Craft Brew, especially with its Kona and Redhook brands, isn’t trying to go too big or too bold. It’s delivering beers that are more interesting than the Bud-Miller-Coors pilsner-style lagers, but are still approachable to people who are used to the old American standards. That helps explain why Kona grew by 26% over last year, and Redhook, by 20%.

There may not be a definitive conclusion on Craft Brew Alliance quite yet, but I think it’s evident we should still keep paying them as much attention as a beer behemoth as much as AB InBev, MillerCoors or Boston Beer.

Now I turn it to you … what do you think of CBA? Are they making the right choices? Are they a company you care about?

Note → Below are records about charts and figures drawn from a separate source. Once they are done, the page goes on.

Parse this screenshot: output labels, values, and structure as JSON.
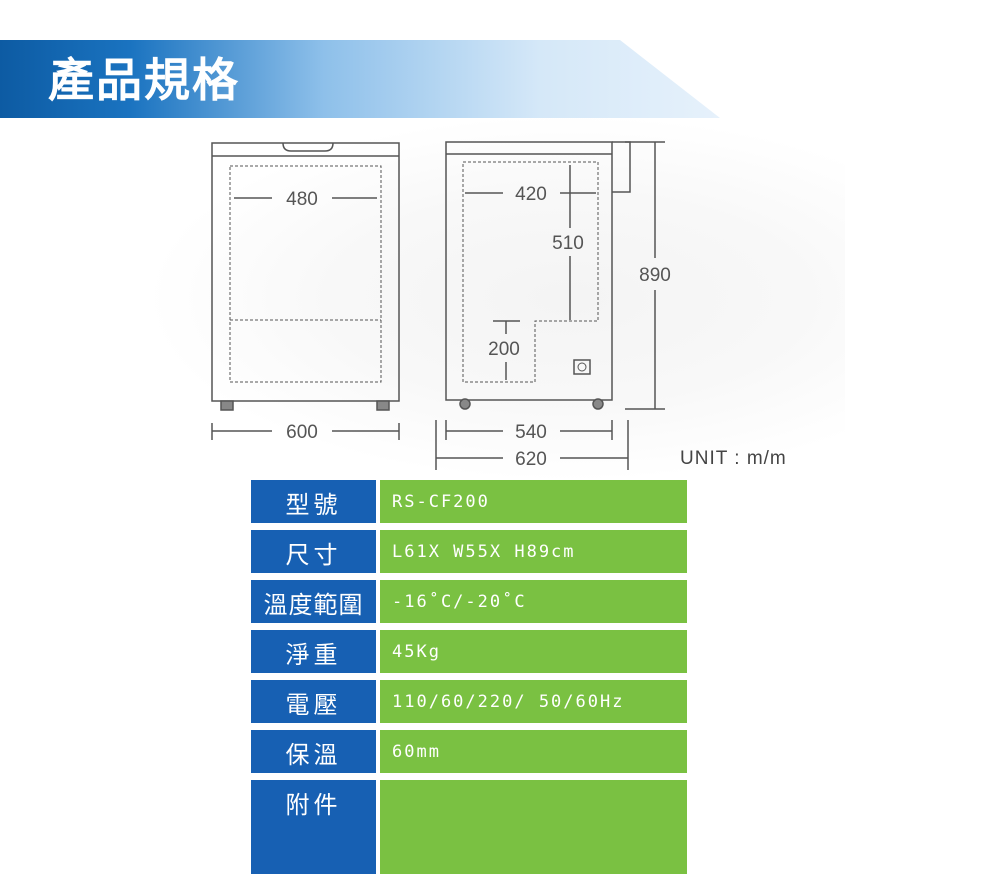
{
  "header": {
    "title": "產品規格"
  },
  "drawing": {
    "front": {
      "inner_width": "480",
      "outer_width": "600"
    },
    "side": {
      "inner_width": "420",
      "inner_height": "510",
      "step_height": "200",
      "height": "890",
      "depth_inner": "540",
      "depth_outer": "620"
    }
  },
  "unit_label": "UNIT : m/m",
  "specs": [
    {
      "label": "型號",
      "value": "RS-CF200"
    },
    {
      "label": "尺寸",
      "value": "L61X W55X H89cm"
    },
    {
      "label": "溫度範圍",
      "value": "-16˚C/-20˚C"
    },
    {
      "label": "淨重",
      "value": "45Kg"
    },
    {
      "label": "電壓",
      "value": "110/60/220/ 50/60Hz"
    },
    {
      "label": "保溫",
      "value": "60mm"
    },
    {
      "label": "附件",
      "value": ""
    }
  ],
  "colors": {
    "label_bg": "#1760b3",
    "value_bg": "#7ac142",
    "banner": "#0d5ba3"
  }
}
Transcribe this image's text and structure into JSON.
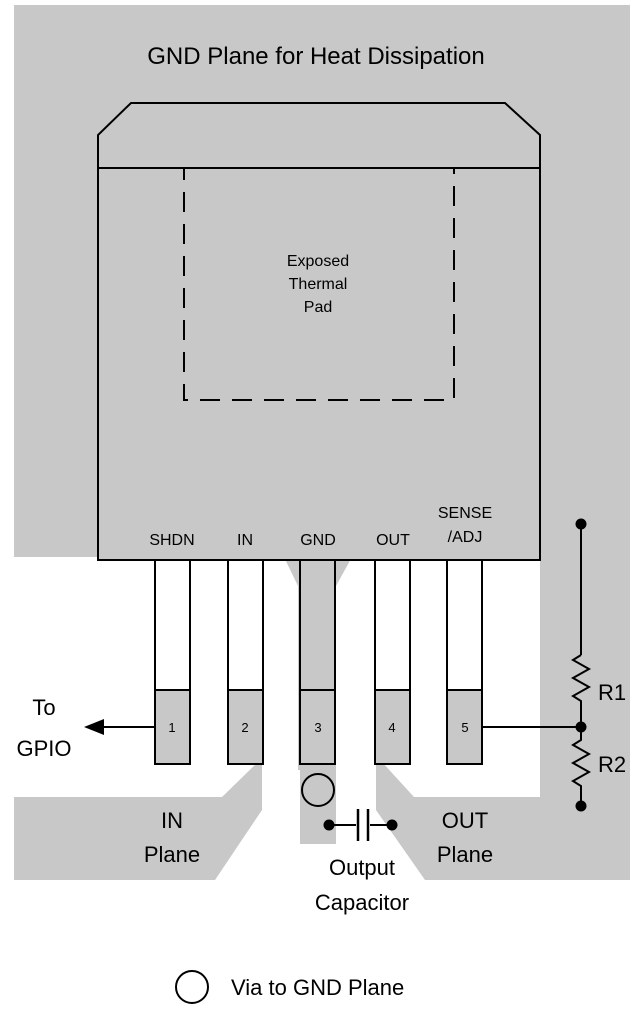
{
  "title": "GND Plane for Heat Dissipation",
  "thermal_pad": [
    "Exposed",
    "Thermal",
    "Pad"
  ],
  "pins": [
    {
      "name": "SHDN",
      "number": "1"
    },
    {
      "name": "IN",
      "number": "2"
    },
    {
      "name": "GND",
      "number": "3"
    },
    {
      "name": "OUT",
      "number": "4"
    },
    {
      "name_lines": [
        "SENSE",
        "/ADJ"
      ],
      "number": "5"
    }
  ],
  "gpio_label": [
    "To",
    "GPIO"
  ],
  "in_plane": [
    "IN",
    "Plane"
  ],
  "out_plane": [
    "OUT",
    "Plane"
  ],
  "capacitor_label": [
    "Output",
    "Capacitor"
  ],
  "resistors": {
    "r1": "R1",
    "r2": "R2"
  },
  "legend": {
    "via_label": "Via to GND Plane"
  },
  "colors": {
    "plane": "#c8c8c8",
    "package": "#c8c8c8",
    "outline": "#000000"
  }
}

Craft Brew Alliance profile:

+Bryan Roth
“Don’t drink to get drunk. Drink to enjoy life.” — Jack Kerouac

2 thoughts on “Here’s Why We Should Keep Paying Attention to Craft Brew Alliance

  1. Great job putting this together. The growth in these companies has been incredible, and I think that it may have an overall positive effect on the “craft” beer community as a while. There is no question that the beers that the CBA are pushing and getting in bars and liquor stores across the country are a heck of a lot more flavorful than the typical American light lager. I believe (hope) that this will lead people to explore other regional/local beers, and give even more of a boost to the smaller guys.

    As a side note, would love to see how being acquired by Cerveceria Costa Rica has effected NAB brands such as Magic Hat and Pyramid.

    1. Thanks, Ryan! It’s funny you mention Magic Hat/Pyramid, because I rarely find news pieces about them. It seems they may be stuck in some kind of stasis as others are ramping up, but I honestly don’t know. Maybe some fodder for another piece.

      That said, I’m hoping to take a look into at least one more company in the coming weeks, so let’s keep this ball rolling!